DynASM Toolchain Features
- DynASM is a pre-processing assembler.
- DynASM converts mixed C/Assembler source to plain C code.
- The primary knowledge about instruction names, operand modes, registers, opcodes and how to encode them is only needed in the pre-processor.
- The generated C code is extremely small and fast.
- A tiny embeddable C library helps with the process of dynamically assembling, relocating and linking machine code.
- There are no outside dependencies on other tools (such as stand-alone assemblers or linkers).
- Internal consistency checks catch runtime errors (e.g. undefined labels).
- The toolchain is split into a portable subset and CPU-specific modules.
- DynASM itself (the pre-processor) is written in Lua.
- There is no machine-dependency for the pre-processor itself. It should work everywhere you can get Lua 5.1 and Lua BitOp up and running (i.e. Linux, *BSD, Windows, ... you name it).
DynASM Assembler Features
- C code and assembler code can be freely mixed. Readable, too.
- All the usual syntax for instructions and operand modes you come to expect from a standard assembler.
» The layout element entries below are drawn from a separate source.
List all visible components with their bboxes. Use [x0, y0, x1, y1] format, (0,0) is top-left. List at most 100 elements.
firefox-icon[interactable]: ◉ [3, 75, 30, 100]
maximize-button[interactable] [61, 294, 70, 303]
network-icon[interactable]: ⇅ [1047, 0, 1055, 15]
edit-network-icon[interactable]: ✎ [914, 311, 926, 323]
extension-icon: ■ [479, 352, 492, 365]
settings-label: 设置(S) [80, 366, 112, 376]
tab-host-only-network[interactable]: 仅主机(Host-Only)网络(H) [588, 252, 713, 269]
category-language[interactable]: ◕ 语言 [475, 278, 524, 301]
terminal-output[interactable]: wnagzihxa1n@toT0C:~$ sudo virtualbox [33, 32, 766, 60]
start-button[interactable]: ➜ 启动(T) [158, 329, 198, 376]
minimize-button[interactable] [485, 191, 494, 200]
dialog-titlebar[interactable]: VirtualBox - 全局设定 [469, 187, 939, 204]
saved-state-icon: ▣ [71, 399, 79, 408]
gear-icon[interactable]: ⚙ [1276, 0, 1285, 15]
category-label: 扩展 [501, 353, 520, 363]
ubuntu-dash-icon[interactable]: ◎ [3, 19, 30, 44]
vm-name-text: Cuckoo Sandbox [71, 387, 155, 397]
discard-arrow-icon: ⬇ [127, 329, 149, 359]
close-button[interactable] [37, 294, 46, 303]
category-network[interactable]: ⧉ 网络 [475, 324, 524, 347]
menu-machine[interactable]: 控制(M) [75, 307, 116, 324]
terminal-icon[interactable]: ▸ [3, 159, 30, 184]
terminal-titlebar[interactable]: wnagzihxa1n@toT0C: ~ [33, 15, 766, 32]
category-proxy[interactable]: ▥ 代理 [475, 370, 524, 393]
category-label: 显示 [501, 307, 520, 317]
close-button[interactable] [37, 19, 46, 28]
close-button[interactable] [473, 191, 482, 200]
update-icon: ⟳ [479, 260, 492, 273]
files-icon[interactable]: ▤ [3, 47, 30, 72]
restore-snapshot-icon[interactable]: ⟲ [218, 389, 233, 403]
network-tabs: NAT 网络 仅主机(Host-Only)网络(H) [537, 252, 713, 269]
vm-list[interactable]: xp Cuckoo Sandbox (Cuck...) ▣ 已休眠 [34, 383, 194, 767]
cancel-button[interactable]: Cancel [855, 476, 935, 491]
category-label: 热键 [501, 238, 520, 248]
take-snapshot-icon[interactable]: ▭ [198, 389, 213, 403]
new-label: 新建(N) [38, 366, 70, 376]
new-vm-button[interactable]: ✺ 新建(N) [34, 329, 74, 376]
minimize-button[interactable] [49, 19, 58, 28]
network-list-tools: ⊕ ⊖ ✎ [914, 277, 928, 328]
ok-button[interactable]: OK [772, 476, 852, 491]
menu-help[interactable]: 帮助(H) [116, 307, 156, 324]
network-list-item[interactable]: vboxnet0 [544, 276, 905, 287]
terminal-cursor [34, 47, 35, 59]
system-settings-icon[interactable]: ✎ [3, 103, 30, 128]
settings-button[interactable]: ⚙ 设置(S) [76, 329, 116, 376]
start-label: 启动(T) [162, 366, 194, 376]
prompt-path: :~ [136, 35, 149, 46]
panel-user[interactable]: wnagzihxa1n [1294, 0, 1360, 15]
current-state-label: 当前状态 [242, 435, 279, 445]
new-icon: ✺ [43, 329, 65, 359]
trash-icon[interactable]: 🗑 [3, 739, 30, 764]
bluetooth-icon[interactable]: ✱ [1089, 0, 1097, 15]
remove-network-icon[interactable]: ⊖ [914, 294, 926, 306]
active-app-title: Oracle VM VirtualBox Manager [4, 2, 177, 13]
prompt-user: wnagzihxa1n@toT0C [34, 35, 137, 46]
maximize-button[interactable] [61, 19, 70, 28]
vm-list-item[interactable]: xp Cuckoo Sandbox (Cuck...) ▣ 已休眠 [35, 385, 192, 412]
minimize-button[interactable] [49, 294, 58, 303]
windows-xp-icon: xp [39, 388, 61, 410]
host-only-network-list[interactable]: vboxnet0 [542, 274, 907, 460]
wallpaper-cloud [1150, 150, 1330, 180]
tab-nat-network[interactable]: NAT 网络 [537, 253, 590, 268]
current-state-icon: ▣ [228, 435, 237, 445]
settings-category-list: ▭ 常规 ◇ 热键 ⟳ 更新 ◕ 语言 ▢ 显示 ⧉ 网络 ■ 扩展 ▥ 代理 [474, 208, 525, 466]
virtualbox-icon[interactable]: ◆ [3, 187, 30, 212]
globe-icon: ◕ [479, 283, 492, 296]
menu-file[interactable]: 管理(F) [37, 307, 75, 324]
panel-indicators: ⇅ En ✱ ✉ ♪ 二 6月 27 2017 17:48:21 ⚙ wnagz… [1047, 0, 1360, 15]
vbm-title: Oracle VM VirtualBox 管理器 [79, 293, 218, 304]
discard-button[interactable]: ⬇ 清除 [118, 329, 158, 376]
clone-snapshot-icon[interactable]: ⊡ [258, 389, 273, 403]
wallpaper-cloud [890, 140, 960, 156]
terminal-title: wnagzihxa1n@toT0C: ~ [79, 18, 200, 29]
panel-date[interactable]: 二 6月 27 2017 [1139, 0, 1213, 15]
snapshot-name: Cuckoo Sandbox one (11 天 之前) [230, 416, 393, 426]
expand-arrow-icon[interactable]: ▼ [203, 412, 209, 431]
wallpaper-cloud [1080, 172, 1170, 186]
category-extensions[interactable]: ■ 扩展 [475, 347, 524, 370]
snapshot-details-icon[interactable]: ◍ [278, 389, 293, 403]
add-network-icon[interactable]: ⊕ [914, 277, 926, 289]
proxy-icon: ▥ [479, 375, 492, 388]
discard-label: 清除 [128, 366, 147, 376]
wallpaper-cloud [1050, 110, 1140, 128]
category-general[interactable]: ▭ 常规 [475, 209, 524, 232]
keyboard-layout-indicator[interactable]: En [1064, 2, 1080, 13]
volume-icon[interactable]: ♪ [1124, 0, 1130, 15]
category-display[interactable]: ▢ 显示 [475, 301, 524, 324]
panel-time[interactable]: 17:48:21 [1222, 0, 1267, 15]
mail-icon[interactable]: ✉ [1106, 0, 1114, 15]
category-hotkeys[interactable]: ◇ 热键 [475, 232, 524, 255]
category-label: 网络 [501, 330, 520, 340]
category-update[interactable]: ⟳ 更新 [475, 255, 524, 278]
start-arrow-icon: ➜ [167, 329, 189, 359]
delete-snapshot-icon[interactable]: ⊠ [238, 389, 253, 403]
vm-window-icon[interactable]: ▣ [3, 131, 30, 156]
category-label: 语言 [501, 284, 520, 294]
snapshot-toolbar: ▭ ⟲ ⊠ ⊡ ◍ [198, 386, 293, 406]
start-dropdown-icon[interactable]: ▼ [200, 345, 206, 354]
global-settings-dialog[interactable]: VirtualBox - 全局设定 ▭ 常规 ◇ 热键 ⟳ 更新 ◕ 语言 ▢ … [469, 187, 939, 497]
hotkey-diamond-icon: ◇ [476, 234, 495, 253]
- Access to C variables and CPP defines in assembler statements.
- Access to C structures and unions via type mapping.
- Convenient shortcuts for accessing C structures.
- Local and global labels.
- Numbered labels (e.g. for mapping bytecode instruction numbers).
- Multiple code sections (e.g. for tailcode).
- Defines/substitutions (inline and from command line).
- Conditionals (translation time) with proper nesting.
- Macros with parameters.
- Macros can mix assembler statements and C code.
- Captures (output diversion for code reordering).
- Simple and extensible template system for instruction definitions.
Currently the x86, x64, ARM, ARM64, PowerPC and MIPS instruction sets are supported. This includes most user-mode instructions available on modern CPUs. For x86/x64 this includes SSE, SSE2, SSE3, SSSE3, SSE4a, SSE4.1, SSE4.2, AVX, AVX2, BMI, ADX, AES-NI and FMA3. For PPC this also includes the e500 instruction set extension.
The whole toolchain has been designed to support multiple CPU architectures. As LuaJIT gets support for more architectures, DynASM will be extended with new CPU-specific modules.
Note that runtime conditionals are not really needed, since you can just use plain C code for that (and LuaJIT does this a lot). It's not going to be more (time-) efficient if conditionals are done by the embedded C library (maybe a bit more space-efficient).
Please don't be shied away because DynASM itself is written in Lua. This only applies to the pre-processor. This is pure text-processing and writing such stuff in C would be a waste of time. Pre-processing is done only once while your code generator itself is compiled. There are no dependencies on Lua during runtime, i.e. when your code generator is in action.
Apart from that, a full Lua distribution is around 200K and can be compiled in a few seconds. Consider it a part of the toolchain, if you want.
Or bundle src/host/minilua.c from the LuaJIT source tree, which is a minified Lua 5.1 + BitOp in a single file (45K compressed).